Published by Jimbee68 in the blog Jimbee68's blog. Views: 26
Like I said, this new form of abuse has all the hallmarks of the forms of abuse in the past. Horrible injustices and things that are horrible unfair. Things that just couldn't be true, like that Eric would treat me the way he does and then obviously deliberately destroy my washing machine and microwave and then the law would support him. And allow him to take a vacation at the worst time and abandon me at the worse possible time. Horrible possibilities and outcomes, becoming homeless when he does. Like Oakwood Hospital told me in September 1989 that I would face a fate worse than a lifetime of unbearable pain. Things that sound too horrible to be true, people not listening to me or helping in anyway. And unequal treatment. Me being treated by people like I have no worth in their eyes, like I have no rights. Like they put me in a different category than their fellow man. Even lower than a criminal. Like the car thing, which was just a clever new, horrible, violent threat as I said. And now this is taken to a whole new frightening level never done before, with the permanent damage to my feet and hands. That will require lifelong special care, maybe a special car someday. Care complicated by me preexisting Cerebral Palsy, which like I said people in my life always knew about. Abusing me as a child no physical damage was ever done. But now that has all changed. And no one cares, no one is going to help me. And I'm put on a high new dose of Olanzapine, when I never should have taken it at all to begin with. It was never even necessary because I was never been a danger to myself or others. I've never even been in jail. And I didn't know the harm that it as doing in the past, but the harm can be prevented now. Criminals at least have the right to know the harm being done to them and to protect themselves. But I am below that.

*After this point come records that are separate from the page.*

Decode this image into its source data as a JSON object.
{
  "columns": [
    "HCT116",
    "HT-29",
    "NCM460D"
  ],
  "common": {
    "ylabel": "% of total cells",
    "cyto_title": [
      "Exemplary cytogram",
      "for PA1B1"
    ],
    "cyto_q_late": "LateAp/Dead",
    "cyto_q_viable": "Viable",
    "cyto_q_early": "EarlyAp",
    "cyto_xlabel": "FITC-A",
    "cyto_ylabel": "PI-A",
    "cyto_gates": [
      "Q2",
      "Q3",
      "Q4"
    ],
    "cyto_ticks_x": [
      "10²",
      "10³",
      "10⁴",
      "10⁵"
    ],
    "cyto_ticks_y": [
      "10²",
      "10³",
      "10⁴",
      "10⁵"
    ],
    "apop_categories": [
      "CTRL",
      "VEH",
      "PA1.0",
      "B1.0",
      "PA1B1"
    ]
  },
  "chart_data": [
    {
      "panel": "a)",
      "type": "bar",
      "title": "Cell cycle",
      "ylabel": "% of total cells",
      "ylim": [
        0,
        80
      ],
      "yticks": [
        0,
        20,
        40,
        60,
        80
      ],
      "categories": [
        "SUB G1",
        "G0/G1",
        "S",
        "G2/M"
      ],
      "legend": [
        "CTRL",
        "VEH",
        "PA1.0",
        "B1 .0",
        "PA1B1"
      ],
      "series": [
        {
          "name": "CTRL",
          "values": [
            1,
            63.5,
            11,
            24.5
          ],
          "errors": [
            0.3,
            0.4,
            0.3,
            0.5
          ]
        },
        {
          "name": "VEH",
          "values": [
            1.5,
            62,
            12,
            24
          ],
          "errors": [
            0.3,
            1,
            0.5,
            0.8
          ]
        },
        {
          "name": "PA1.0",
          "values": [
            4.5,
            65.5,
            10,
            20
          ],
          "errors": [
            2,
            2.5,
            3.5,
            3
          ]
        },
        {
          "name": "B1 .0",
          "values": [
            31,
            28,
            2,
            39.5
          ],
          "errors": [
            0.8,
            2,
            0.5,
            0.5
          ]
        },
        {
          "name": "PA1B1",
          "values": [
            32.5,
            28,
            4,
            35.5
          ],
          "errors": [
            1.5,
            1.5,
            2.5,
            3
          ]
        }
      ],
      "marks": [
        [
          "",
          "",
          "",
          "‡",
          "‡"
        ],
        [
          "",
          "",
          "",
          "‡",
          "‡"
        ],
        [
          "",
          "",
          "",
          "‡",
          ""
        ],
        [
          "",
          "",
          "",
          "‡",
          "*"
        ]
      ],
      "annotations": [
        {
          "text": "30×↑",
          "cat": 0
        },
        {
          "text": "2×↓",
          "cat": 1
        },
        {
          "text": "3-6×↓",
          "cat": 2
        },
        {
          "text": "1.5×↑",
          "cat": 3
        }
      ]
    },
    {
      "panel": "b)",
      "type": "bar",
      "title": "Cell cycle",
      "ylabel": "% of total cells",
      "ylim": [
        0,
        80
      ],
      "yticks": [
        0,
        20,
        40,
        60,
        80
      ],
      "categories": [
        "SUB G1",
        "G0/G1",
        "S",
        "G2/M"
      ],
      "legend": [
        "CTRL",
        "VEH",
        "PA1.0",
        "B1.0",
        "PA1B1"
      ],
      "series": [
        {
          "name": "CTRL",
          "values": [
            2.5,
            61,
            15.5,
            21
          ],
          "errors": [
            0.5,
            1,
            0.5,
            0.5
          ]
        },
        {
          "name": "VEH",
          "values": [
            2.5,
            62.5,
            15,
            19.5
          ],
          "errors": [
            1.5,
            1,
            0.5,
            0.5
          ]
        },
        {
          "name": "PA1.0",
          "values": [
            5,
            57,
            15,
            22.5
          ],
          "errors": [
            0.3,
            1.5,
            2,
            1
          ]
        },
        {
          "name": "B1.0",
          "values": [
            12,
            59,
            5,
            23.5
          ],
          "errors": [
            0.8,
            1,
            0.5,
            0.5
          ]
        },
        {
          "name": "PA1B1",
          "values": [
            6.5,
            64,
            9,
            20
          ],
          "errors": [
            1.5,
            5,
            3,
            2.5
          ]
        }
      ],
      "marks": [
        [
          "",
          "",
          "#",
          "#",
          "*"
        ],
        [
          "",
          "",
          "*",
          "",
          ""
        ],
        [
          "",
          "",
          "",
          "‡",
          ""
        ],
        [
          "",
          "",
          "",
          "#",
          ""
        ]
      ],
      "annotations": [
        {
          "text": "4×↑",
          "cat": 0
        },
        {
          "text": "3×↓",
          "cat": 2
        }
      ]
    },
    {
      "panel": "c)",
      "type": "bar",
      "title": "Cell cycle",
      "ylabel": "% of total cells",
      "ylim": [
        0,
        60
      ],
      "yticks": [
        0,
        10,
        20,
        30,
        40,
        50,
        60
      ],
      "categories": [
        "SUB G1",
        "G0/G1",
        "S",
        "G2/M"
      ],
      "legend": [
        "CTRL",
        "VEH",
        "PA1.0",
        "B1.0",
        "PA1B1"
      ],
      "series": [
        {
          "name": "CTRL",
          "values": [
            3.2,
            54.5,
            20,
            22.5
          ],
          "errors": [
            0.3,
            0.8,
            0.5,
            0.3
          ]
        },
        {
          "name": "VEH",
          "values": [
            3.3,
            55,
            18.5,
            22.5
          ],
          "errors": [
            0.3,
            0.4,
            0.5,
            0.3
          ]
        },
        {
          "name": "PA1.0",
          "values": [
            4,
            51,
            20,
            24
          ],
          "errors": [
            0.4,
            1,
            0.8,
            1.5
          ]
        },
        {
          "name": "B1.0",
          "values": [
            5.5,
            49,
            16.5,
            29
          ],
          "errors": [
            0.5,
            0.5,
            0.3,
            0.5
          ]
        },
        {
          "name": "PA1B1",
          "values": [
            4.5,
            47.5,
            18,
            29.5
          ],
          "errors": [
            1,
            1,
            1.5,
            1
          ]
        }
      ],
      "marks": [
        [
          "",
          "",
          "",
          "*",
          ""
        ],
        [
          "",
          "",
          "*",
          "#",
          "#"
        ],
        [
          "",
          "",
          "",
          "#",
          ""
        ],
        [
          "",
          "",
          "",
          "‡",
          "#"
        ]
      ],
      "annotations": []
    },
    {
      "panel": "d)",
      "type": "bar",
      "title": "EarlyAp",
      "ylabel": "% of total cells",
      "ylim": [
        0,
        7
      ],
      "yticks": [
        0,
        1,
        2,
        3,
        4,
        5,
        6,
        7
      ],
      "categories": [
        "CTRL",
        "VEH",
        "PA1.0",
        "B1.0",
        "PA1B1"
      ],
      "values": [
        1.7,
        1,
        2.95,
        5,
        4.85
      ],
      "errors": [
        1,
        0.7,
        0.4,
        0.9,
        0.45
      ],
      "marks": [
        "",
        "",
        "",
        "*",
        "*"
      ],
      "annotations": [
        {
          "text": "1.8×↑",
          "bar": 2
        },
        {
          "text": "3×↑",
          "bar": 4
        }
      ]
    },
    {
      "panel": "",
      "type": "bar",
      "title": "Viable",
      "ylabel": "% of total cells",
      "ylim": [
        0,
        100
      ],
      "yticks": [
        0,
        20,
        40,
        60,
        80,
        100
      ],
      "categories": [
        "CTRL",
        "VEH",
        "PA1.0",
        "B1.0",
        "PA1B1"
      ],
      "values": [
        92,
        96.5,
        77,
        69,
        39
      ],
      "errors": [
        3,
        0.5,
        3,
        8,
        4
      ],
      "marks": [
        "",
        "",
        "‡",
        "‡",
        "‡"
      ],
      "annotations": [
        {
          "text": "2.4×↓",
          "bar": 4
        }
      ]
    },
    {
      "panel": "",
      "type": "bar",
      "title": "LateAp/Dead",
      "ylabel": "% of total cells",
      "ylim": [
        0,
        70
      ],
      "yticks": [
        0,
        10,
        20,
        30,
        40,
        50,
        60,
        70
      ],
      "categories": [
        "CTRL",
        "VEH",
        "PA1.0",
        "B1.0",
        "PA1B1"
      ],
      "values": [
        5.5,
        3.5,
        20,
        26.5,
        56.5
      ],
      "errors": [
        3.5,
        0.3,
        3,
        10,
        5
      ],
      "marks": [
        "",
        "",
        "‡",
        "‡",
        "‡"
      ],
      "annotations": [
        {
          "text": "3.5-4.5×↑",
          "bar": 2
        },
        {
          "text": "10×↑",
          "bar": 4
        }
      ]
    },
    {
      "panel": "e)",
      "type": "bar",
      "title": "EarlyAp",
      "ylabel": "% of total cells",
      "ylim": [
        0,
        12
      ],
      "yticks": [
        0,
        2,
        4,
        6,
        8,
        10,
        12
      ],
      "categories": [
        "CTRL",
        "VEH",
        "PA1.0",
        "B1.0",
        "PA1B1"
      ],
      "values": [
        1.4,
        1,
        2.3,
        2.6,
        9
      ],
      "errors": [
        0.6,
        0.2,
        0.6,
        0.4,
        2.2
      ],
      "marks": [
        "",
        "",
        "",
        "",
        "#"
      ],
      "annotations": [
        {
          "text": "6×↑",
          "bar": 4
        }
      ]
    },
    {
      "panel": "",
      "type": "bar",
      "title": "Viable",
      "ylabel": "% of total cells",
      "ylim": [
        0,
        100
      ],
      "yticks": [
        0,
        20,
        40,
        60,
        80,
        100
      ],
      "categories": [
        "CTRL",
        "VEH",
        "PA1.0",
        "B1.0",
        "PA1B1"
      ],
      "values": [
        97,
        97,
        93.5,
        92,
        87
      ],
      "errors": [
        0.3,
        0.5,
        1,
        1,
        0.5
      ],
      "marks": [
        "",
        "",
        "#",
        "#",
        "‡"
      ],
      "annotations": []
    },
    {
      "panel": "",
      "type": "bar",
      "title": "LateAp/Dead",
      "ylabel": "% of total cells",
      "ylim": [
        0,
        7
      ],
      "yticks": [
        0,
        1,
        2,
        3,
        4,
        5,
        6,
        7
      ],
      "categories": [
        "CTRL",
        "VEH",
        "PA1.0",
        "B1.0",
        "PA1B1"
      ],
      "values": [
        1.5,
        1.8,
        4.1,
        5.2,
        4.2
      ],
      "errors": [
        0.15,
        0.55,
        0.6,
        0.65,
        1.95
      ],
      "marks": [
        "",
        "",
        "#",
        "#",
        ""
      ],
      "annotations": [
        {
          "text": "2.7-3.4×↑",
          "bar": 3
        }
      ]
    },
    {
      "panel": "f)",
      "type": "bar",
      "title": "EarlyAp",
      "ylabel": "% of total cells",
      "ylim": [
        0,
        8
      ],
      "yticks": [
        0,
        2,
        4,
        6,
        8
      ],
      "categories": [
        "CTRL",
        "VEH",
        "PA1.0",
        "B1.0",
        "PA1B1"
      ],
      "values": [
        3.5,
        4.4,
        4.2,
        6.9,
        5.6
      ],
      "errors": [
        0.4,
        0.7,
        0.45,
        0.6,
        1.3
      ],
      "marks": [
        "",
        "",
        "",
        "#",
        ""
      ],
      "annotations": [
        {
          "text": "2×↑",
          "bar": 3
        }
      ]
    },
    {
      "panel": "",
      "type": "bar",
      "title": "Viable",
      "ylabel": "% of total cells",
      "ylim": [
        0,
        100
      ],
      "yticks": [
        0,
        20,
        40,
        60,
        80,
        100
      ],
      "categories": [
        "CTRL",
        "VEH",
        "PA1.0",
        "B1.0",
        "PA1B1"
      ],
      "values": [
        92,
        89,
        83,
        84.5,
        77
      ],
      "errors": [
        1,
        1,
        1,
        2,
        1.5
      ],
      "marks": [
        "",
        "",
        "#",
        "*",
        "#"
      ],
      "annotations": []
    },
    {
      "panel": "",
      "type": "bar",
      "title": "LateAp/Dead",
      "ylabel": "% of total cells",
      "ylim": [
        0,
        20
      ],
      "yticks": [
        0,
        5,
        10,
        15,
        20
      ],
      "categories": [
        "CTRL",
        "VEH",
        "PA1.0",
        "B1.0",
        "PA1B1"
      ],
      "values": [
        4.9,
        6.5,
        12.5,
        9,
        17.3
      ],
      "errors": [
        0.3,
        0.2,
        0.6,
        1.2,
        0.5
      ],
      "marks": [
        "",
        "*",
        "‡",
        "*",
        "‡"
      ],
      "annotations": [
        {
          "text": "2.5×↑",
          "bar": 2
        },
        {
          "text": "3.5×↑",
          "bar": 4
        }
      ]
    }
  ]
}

And now I am left to face this all for the rest of my life. Face and it fight it, never knowing when it is really over. I would have preferred to spend the rest of my life in peace and quiet, after a lifetime of abuse that started when I was a child still. But instead I will spend it fighting this. Fighting and exposing it all till the day I die like I said. When all anyone ever had to do since the day I was born was just leave me alone and allow me to live my life.